John M. Joy January 12, 2013 at 12:39 PM
Lisa, the only chance for any sort of "public policy" action to be at all reasonable is for it to occur AFTER all the facts are in, which is to say AFTER the State Police conclude their investigation. To date, all they have released are the principal facts of the incident: where and when it took place, the names of the victims, and name of the shooter. Their most recent press release (4Jan2013) states the investigation is continuing, and there is no new information to be released. Everything else - whether or not Adam Lanza was diagnosed with a mental illness, whether or not he was being treated (and by whom), what medications he may or may not have been on, whether he played violent video games, how his mother stored her weapons, ... - is a matter of rumor and speculation. The press has already been duped by a bogus uncle claiming his "nephew" was taking Fanapt. Whenever one of these rumors makes the rounds, the response from J. Paul Vance has been along the lines of "We didn't say that." Prudence would dictate letting them finish their work so all the facts are in.
Lisa Bigelow January 12, 2013 at 01:35 PM
Hi John, Thanks for reading and commenting. While your comments certainly make sense in many regards, I'm not sure I agree in full with your view. There are several tragedies the commission can look to for clues as to how to proceed; waiting until the Newtown investigation concludes may take years. However, I agree learning the facts about medications/treatments, the mother's weapons storage habits and exposure to violence (media or otherwise) play an important role in the debate, as does understanding weapons technology and the effects of interstate commerce as they relate to the Newtown tragedy and others. We shall see what develops! Thanks again -- Lisa B.

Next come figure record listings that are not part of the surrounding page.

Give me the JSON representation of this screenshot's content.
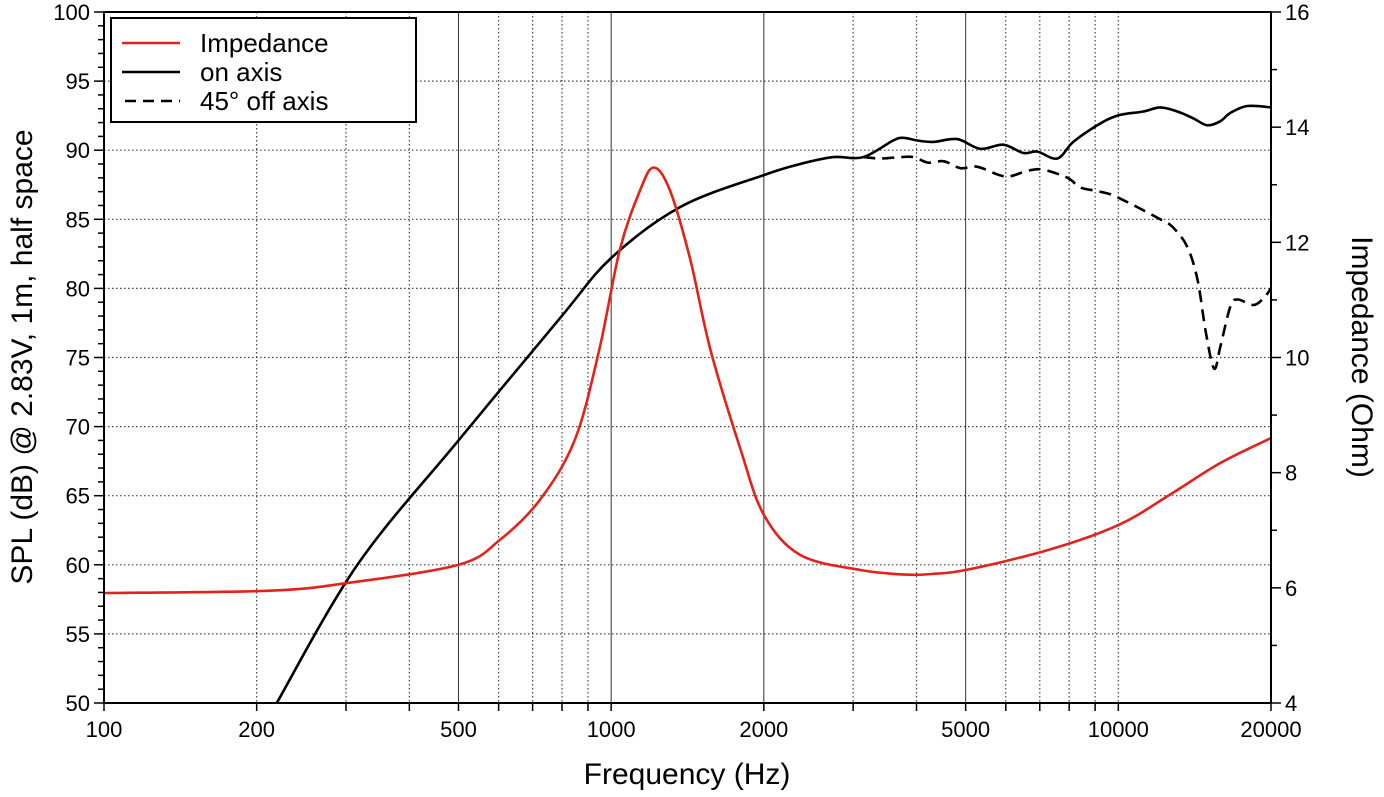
{
  "chart_data": {
    "type": "line",
    "xlabel": "Frequency (Hz)",
    "ylabel": "SPL (dB) @ 2.83V, 1m, half space",
    "y2label": "Impedance (Ohm)",
    "x_scale": "log",
    "xlim": [
      100,
      20000
    ],
    "ylim": [
      50,
      100
    ],
    "y2lim": [
      4,
      16
    ],
    "grid": true,
    "legend_position": "top-left",
    "x_ticks": [
      "100",
      "200",
      "500",
      "1000",
      "2000",
      "5000",
      "10000",
      "20000"
    ],
    "y_ticks": [
      "50",
      "55",
      "60",
      "65",
      "70",
      "75",
      "80",
      "85",
      "90",
      "95",
      "100"
    ],
    "y2_ticks": [
      "4",
      "6",
      "8",
      "10",
      "12",
      "14",
      "16"
    ],
    "series": [
      {
        "name": "Impedance",
        "axis": "right",
        "color": "#e2231a",
        "style": "solid",
        "x": [
          100,
          212,
          305,
          500,
          603,
          724,
          848,
          947,
          1040,
          1140,
          1213,
          1306,
          1432,
          1570,
          1800,
          2000,
          2360,
          3100,
          3800,
          4270,
          5000,
          7300,
          10000,
          12600,
          15900,
          20000
        ],
        "y": [
          5.91,
          5.95,
          6.09,
          6.4,
          6.83,
          7.53,
          8.57,
          10.13,
          11.87,
          12.9,
          13.3,
          12.9,
          11.7,
          10.13,
          8.4,
          7.27,
          6.57,
          6.31,
          6.23,
          6.24,
          6.31,
          6.66,
          7.09,
          7.61,
          8.17,
          8.6
        ]
      },
      {
        "name": "on axis",
        "axis": "left",
        "color": "#000000",
        "style": "solid",
        "x": [
          219,
          316,
          500,
          795,
          1000,
          1370,
          2000,
          2359,
          2741,
          3141,
          3597,
          3767,
          4015,
          4316,
          4813,
          5343,
          5932,
          6496,
          6923,
          7580,
          8150,
          9090,
          9954,
          11204,
          12100,
          13073,
          14060,
          14980,
          15895,
          16634,
          17963,
          20000
        ],
        "y": [
          50,
          60,
          69.0,
          77.9,
          82.2,
          85.9,
          88.2,
          89.0,
          89.5,
          89.5,
          90.7,
          90.9,
          90.7,
          90.6,
          90.8,
          90.1,
          90.4,
          89.8,
          89.9,
          89.4,
          90.6,
          91.8,
          92.5,
          92.8,
          93.1,
          92.8,
          92.3,
          91.8,
          92.1,
          92.7,
          93.2,
          93.1
        ]
      },
      {
        "name": "45° off axis",
        "axis": "left",
        "color": "#000000",
        "style": "dashed",
        "x": [
          3141,
          3394,
          3716,
          3948,
          4213,
          4530,
          4885,
          5277,
          5985,
          6606,
          7080,
          7941,
          8420,
          9220,
          9954,
          12100,
          12830,
          13680,
          14330,
          14880,
          15450,
          15895,
          16634,
          17190,
          18470,
          19350,
          20000
        ],
        "y": [
          89.5,
          89.4,
          89.5,
          89.5,
          89.1,
          89.2,
          88.7,
          88.8,
          88.1,
          88.5,
          88.6,
          88.0,
          87.3,
          87.0,
          86.6,
          85.0,
          84.4,
          83.0,
          80.6,
          76.8,
          74.2,
          75.8,
          78.7,
          79.2,
          78.8,
          79.3,
          80.0
        ]
      }
    ]
  }
}
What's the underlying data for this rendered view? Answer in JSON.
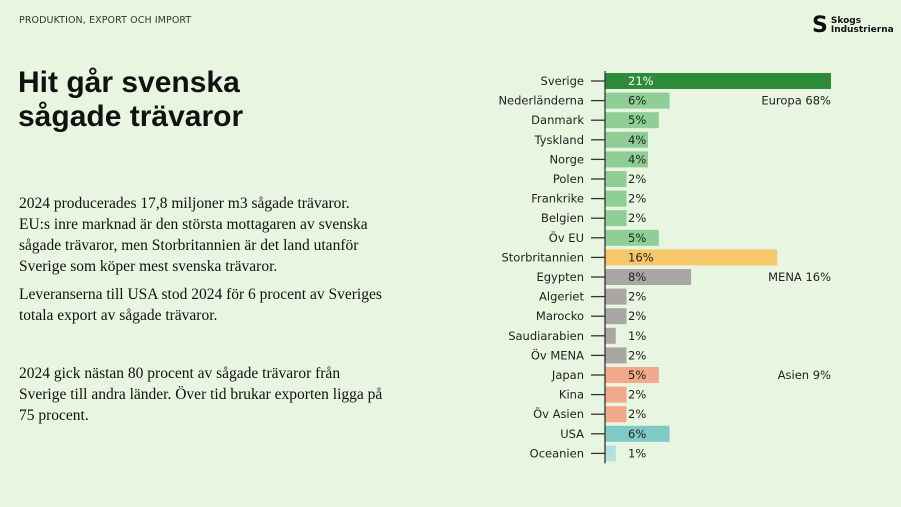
{
  "header": {
    "kicker": "PRODUKTION, EXPORT OCH IMPORT",
    "logo_text": [
      "Skogs",
      "Industrierna"
    ]
  },
  "title": "Hit går svenska sågade trävaror",
  "paragraphs": [
    "2024 producerades 17,8 miljoner m3 sågade trävaror. EU:s inre marknad är den största mottagaren av svenska sågade trävaror, men Storbritannien är det land utanför Sverige som köper mest svenska trävaror.",
    "Leveranserna till USA stod 2024 för 6 procent av Sveriges totala export av sågade trävaror.",
    "2024 gick nästan 80 procent av sågade trävaror från Sverige till andra länder. Över tid brukar exporten ligga på 75 procent."
  ],
  "chart_data": {
    "type": "bar",
    "orientation": "horizontal",
    "categories": [
      "Sverige",
      "Nederländerna",
      "Danmark",
      "Tyskland",
      "Norge",
      "Polen",
      "Frankrike",
      "Belgien",
      "Öv EU",
      "Storbritannien",
      "Egypten",
      "Algeriet",
      "Marocko",
      "Saudiarabien",
      "Öv MENA",
      "Japan",
      "Kina",
      "Öv Asien",
      "USA",
      "Oceanien"
    ],
    "values": [
      21,
      6,
      5,
      4,
      4,
      2,
      2,
      2,
      5,
      16,
      8,
      2,
      2,
      1,
      2,
      5,
      2,
      2,
      6,
      1
    ],
    "data_labels": [
      "21%",
      "6%",
      "5%",
      "4%",
      "4%",
      "2%",
      "2%",
      "2%",
      "5%",
      "16%",
      "8%",
      "2%",
      "2%",
      "1%",
      "2%",
      "5%",
      "2%",
      "2%",
      "6%",
      "1%"
    ],
    "colors": [
      "#2e8b3a",
      "#8fcf96",
      "#8fcf96",
      "#8fcf96",
      "#8fcf96",
      "#8fcf96",
      "#8fcf96",
      "#8fcf96",
      "#8fcf96",
      "#f6c86a",
      "#aaa6a3",
      "#aaa6a3",
      "#aaa6a3",
      "#aaa6a3",
      "#aaa6a3",
      "#f0a98a",
      "#f0a98a",
      "#f0a98a",
      "#7fcac6",
      "#b4e0e0"
    ],
    "group_labels": [
      {
        "row": "Nederländerna",
        "text": "Europa 68%"
      },
      {
        "row": "Egypten",
        "text": "MENA 16%"
      },
      {
        "row": "Japan",
        "text": "Asien 9%"
      }
    ],
    "unit": "%",
    "xlim": [
      0,
      21
    ],
    "grid": false
  }
}
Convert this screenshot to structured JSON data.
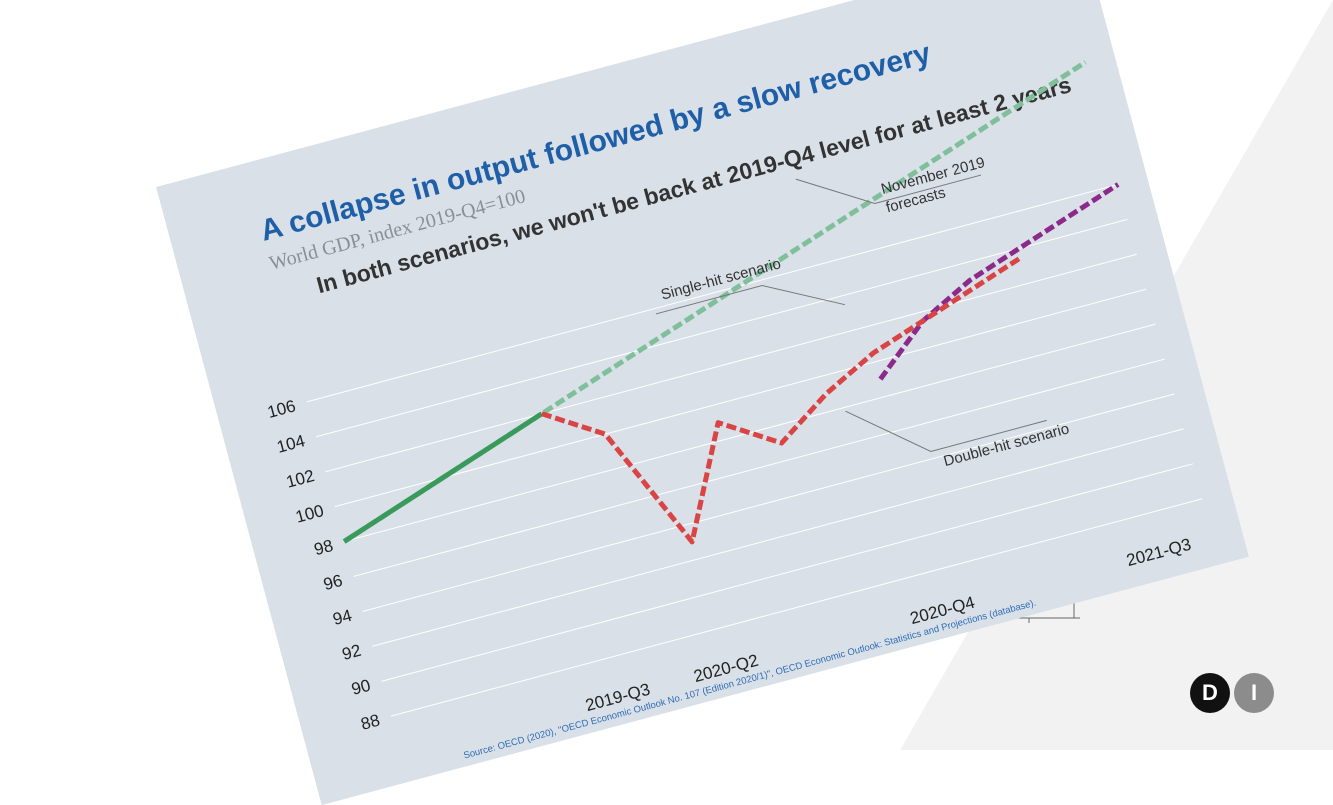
{
  "chart_data": {
    "type": "line",
    "title": "A collapse in output followed by a slow recovery",
    "subtitle": "World GDP, index 2019-Q4=100",
    "headline": "In both scenarios, we won't be back at 2019-Q4 level for at least 2 years",
    "x_tick_labels": [
      "2019-Q3",
      "2020-Q2",
      "2020-Q4",
      "2021-Q3"
    ],
    "y_ticks": [
      88,
      90,
      92,
      94,
      96,
      98,
      100,
      102,
      104,
      106
    ],
    "ylim": [
      87,
      113
    ],
    "x": [
      "2018-Q1",
      "2018-Q2",
      "2018-Q3",
      "2018-Q4",
      "2019-Q1",
      "2019-Q2",
      "2019-Q3",
      "2019-Q4",
      "2020-Q1",
      "2020-Q2",
      "2020-Q3",
      "2020-Q4",
      "2021-Q1",
      "2021-Q2",
      "2021-Q3",
      "2021-Q4"
    ],
    "series": [
      {
        "name": "November 2019 forecasts",
        "color": "#7fbf9a",
        "dashed": true,
        "points": [
          [
            "2018-Q1",
            98
          ],
          [
            "2018-Q2",
            99
          ],
          [
            "2018-Q3",
            100
          ],
          [
            "2018-Q4",
            101
          ],
          [
            "2019-Q1",
            102
          ],
          [
            "2019-Q2",
            103
          ],
          [
            "2019-Q3",
            104
          ],
          [
            "2019-Q4",
            105
          ],
          [
            "2020-Q1",
            106
          ],
          [
            "2020-Q2",
            107
          ],
          [
            "2020-Q3",
            108
          ],
          [
            "2020-Q4",
            109
          ],
          [
            "2021-Q1",
            110
          ],
          [
            "2021-Q2",
            111
          ],
          [
            "2021-Q3",
            112
          ],
          [
            "2021-Q4",
            113
          ]
        ]
      },
      {
        "name": "",
        "color": "#3a9a5b",
        "dashed": false,
        "points": [
          [
            "2018-Q1",
            98
          ],
          [
            "2018-Q2",
            99
          ],
          [
            "2018-Q3",
            100
          ],
          [
            "2018-Q4",
            101
          ],
          [
            "2019-Q1",
            102
          ]
        ]
      },
      {
        "name": "Single-hit scenario",
        "color": "#8b2a8b",
        "dashed": true,
        "points": [
          [
            "2020-Q3",
            99
          ],
          [
            "2020-Q4",
            101.5
          ],
          [
            "2021-Q1",
            103
          ],
          [
            "2021-Q2",
            104
          ],
          [
            "2021-Q3",
            105
          ],
          [
            "2021-Q4",
            106
          ]
        ]
      },
      {
        "name": "Double-hit scenario",
        "color": "#d94444",
        "dashed": true,
        "points": [
          [
            "2019-Q1",
            102
          ],
          [
            "2019-Q2",
            100
          ],
          [
            "2019-Q3",
            93
          ],
          [
            "2019-Q4",
            99
          ],
          [
            "2020-Q1",
            97
          ],
          [
            "2020-Q2",
            99
          ],
          [
            "2020-Q3",
            100.5
          ],
          [
            "2020-Q4",
            101.5
          ],
          [
            "2021-Q1",
            102.5
          ],
          [
            "2021-Q2",
            103.5
          ]
        ]
      }
    ],
    "annotations": [
      "November 2019",
      "forecasts",
      "Single-hit scenario",
      "Double-hit scenario"
    ],
    "source": "Source: OECD (2020), \"OECD Economic Outlook No. 107 (Edition 2020/1)\", OECD Economic Outlook: Statistics and Projections (database).",
    "grid": true
  },
  "colors": {
    "title": "#1f5fa8",
    "card_bg": "#d9e0e8",
    "logo_d": "#111111",
    "logo_i": "#8c8c8c"
  },
  "logo": {
    "d": "D",
    "i": "I"
  }
}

Erik Musick January 14, 2013 at 07:21 PM
Lisa, The push for better mental health care says one thing: Asperger's, which Adam Lanza had, should be considered as a threat. In the same breath these anti-gun groups vilify James Holmes and say he was crazy, they are also calling attention to Asperger's as being dangerous. They wish to dig into mental health threats to society, but will refuse to label Asperger's as being one of them, since it is not politically-correct to do so. I guess they simply don't know what they really want to say or do. Until they deal realistically, based on what we all have been shown, they will continue to spin their wheels.